Sagot :
Réponse :
La ruralité comme objet d’étude géographique se développe principalement dans l’après Seconde Guerre mondiale, période d’affirmation de la recherche universitaire et de croisement de ses problématiques avec des politiques publiques marquées du sceau du volontarisme modernisateur et planificateur. Malgré cette autonomisation tardive de la géographie rurale, c’est toutefois la tradition vidalienne de l’étude régionale, volontiers centrée sur les aspects agraires ou pastoraux, à l’instar des travaux d’Albert Demangeon ou des chercheurs de l’Institut de géographie alpine réunis autour de Raoul Blanchard, qui constitue la matrice méthodologique de la spécialité. Pratique de l’enquête de terrain, recueil de données qualitatives auprès des maires, instituteurs et notables, et travail complémentaire sur les données d’archives et sur les ressources de la statistique publique, constituent le cœur de l’enseignement des vieux maîtres en charge de la formation de la génération de l’après-guerre. À Grenoble, à Clermont-Ferrand ou à Rennes, les étudiants se pressent pour comprendre les enjeux des mutations qui affectent leur espace de vie, et qui commencent à se lire dans les paysages et sur les cartes. De manière emblématique, c’est le surgissement du tracteur, machine de guerre contre les vieux finages, qui fascine alors les géographes, à l’instar de Daniel Faucher, qui publie en 1954 Le paysan et la machine (Faucher, 1954) pour ensuite emmener les géographes dans l’aventure de la création de la revue pluridisciplinaire Études rurales en 1961.

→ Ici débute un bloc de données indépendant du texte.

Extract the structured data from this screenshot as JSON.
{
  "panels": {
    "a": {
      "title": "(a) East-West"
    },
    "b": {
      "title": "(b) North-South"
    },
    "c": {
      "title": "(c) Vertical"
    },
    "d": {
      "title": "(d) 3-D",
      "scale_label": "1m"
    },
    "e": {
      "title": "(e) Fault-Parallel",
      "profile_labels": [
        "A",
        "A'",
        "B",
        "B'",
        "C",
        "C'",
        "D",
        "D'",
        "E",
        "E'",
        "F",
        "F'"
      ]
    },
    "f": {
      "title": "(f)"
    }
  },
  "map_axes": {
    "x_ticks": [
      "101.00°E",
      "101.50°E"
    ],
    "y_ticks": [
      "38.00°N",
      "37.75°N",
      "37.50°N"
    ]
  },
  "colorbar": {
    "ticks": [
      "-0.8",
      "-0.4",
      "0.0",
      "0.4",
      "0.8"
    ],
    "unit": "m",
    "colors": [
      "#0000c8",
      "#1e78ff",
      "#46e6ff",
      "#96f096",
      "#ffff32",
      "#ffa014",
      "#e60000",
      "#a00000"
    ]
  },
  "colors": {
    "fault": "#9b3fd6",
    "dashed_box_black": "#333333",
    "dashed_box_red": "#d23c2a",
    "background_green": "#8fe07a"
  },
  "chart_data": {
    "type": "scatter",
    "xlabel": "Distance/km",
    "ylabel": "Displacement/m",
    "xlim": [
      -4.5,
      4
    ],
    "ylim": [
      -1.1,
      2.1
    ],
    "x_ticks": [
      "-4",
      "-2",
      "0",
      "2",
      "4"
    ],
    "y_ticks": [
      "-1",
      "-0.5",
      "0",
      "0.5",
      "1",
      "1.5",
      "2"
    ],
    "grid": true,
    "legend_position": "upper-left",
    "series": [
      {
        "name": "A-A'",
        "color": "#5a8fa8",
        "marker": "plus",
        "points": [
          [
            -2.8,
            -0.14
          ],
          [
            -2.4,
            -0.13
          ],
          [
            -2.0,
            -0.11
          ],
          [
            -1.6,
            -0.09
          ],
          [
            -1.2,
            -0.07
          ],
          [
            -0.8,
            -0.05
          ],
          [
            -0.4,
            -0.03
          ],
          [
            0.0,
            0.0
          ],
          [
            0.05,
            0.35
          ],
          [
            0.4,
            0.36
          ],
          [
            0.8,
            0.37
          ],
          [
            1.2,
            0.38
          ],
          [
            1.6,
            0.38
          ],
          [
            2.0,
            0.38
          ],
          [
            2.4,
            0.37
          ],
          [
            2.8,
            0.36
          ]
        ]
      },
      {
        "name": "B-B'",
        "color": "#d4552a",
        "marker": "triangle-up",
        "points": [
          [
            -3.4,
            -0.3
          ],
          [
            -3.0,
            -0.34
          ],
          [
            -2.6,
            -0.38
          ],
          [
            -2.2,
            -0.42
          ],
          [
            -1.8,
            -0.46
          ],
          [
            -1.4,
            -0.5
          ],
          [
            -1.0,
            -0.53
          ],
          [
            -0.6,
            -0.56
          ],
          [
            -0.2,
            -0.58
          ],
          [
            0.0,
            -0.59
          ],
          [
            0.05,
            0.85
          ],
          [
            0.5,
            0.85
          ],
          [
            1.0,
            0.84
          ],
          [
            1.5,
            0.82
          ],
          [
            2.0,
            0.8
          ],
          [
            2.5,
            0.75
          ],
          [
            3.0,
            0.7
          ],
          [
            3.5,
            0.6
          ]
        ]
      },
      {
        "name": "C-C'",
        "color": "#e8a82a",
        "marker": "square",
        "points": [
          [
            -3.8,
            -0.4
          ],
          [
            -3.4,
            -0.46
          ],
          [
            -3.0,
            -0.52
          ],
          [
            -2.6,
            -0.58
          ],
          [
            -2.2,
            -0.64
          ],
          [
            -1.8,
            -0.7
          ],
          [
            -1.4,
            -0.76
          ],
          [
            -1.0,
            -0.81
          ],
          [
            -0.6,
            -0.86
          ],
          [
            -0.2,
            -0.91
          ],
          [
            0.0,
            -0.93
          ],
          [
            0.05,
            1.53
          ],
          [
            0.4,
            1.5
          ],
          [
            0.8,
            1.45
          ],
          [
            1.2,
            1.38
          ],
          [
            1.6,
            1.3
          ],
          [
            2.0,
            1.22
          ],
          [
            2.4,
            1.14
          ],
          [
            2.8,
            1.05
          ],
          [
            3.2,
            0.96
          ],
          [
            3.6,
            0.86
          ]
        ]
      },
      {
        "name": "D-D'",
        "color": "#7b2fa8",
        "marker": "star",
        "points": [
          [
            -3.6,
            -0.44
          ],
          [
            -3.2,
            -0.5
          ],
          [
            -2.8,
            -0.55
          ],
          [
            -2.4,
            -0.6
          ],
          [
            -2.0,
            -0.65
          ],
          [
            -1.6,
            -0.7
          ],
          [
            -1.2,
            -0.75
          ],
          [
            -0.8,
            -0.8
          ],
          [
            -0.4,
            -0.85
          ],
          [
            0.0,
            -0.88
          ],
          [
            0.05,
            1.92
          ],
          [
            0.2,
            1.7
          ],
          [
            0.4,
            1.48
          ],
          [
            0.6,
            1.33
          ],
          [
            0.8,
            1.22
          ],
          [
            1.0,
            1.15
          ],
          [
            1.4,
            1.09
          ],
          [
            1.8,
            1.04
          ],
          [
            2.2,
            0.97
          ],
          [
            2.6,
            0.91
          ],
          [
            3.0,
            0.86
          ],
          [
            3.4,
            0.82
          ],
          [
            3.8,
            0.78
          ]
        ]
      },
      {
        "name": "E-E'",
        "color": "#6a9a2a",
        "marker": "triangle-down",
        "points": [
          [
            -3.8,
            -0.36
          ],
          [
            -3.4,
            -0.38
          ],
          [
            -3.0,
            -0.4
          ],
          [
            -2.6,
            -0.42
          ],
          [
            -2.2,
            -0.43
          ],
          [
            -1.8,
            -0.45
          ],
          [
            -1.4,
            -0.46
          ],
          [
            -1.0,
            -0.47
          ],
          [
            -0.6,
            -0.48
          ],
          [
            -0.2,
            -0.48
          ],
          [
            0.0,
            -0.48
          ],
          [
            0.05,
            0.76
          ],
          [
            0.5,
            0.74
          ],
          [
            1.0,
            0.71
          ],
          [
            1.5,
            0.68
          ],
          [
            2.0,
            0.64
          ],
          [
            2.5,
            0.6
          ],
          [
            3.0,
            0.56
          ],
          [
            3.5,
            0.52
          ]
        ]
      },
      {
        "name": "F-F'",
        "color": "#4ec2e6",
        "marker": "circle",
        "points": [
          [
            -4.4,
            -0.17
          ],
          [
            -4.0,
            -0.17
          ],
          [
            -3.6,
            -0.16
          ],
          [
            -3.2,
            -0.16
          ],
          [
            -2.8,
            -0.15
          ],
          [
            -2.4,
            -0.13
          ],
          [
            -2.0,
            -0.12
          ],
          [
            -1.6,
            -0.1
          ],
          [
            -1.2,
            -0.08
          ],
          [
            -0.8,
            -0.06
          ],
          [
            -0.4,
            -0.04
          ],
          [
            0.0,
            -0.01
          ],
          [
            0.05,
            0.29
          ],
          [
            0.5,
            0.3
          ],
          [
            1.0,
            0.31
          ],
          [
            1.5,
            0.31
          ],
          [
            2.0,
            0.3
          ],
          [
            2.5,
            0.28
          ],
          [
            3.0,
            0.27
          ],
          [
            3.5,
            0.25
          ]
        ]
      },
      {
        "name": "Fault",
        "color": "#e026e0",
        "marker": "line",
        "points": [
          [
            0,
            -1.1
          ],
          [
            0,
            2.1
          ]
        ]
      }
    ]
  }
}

Avec sa thèse sur la Grande Limagne, Max Derruau est peut-être le dernier représentant d’une école géographique qui allie pleinement géomorphologie, lecture des archives et observation des pratiques contemporaines (Derruau, 1949). Si toutefois les géographes ruralistes de la nouvelle génération délaissent quelque peu les études de géographie physique qui constituaient encore le socle de compétences de leurs prédécesseurs, ils n’en gardent pas moins l’idéal d’une saisie la plus dense possible des espaces qu’ils se donnent pour objets d’étude. Certes, il n’est plus question de produire des analyses exhaustives, construites selon des « plans à tiroirs », qui ne permettent ni la comparaison ni l’analyse synthétique des potentialités des régions étudiées. Désormais, on pose des questions, on explore des hypothèses, on observe des organisations ou des institutions – les filières de production, les collectivités, les mutations foncières. Malgré tout, ces nouvelles manières de problématiser la géographie n’excluent pas le souci de préserver ce qui faisait l’originalité de la discipline, à savoir son aptitude à embrasser du regard l’intrication des phénomènes physiques et humains, des éléments fixes et des formes de circulation, le tout dans une perspective comparée bien plus précoce et hardie que celle des historiens, tout d’abord à l’échelle européenne, dans la dynamique de l’unification économique de l’Europe de l’Ouest, puis à l’échelle mondiale, dans l’élan de curiosité, souvent d’empathie, que génère la décolonisation.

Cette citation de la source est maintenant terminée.